The center is focused on providing wound-healing expertise and wound care of patient populations with diabetic foot ulcers. Using an efficient clinical and scientific infrastructure, the center is developing evidentiary criteria for qualifying/validating the targeted diabetic foot ulcer biomarker. Research faculty are developing and implementing novel strategies to monitor and address the confounding factors relevant to biomarker study outcomes. The center will establish Clinical Research Unit administration and achieve Diabetic Foot Consortium (DFC) readiness.

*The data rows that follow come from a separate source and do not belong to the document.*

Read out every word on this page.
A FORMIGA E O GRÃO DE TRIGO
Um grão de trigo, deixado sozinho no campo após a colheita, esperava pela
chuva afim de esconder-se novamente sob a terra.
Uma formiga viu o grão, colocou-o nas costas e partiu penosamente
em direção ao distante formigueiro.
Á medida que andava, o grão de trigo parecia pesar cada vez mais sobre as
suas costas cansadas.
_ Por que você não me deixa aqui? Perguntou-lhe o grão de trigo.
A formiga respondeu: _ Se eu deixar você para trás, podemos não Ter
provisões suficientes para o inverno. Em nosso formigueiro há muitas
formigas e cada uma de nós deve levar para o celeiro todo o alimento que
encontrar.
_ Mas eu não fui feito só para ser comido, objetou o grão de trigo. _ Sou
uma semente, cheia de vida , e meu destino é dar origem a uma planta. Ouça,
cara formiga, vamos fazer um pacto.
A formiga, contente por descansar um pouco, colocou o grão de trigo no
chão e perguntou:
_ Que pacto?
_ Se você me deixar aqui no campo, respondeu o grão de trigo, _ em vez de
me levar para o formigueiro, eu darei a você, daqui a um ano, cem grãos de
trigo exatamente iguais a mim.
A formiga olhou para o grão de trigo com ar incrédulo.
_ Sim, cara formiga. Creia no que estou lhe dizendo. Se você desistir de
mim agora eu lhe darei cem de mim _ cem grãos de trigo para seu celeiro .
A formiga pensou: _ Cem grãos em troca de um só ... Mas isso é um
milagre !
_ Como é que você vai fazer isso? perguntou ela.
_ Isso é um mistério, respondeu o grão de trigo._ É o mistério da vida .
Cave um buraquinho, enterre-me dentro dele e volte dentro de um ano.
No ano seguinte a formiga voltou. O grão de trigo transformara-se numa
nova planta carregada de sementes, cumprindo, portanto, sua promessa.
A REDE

Comprehensive Wound Center

The Indiana Center for Regenerative Medicine and Engineering works with the IU Health Comprehensive Wound Center in treating complicated and non-healing wounds, using the most current, advanced wound dressings and leading-edge wound-care technologies to provide the best possible outcome. Learn more about our research and facilities.

CWC Brochure

Burn and Biofilm Infection

When the barrier function of the skin is breached during burn wound, microbial infection colonizes the injured area. Microbial infestation leads to compromised host response to injury. The Centers for Disease Control and Prevention and National Institutes of Health estimate that more than 65 percent of all human infections caused by microbes exhibit a biofilm phenotype.

Pathogenic biofilms are microbial communities within self-secreted extracellular polymeric substance (EPS) collectively made up of carbohydrates, microbial proteins and DNA along with host substances. Such physical protective barrier confer antibiotic tolerance to microbes, thereby giving benefit to biofilm over planktonic form. This gives biofilms a more resistant version of infection and generates a potential candidate for antimicrobial strategies.

At the Center for Regenerative Medicine and Engineering, research efforts are focused on targeting molecular pathways to retard biofilm-inducible pathological mechanisms.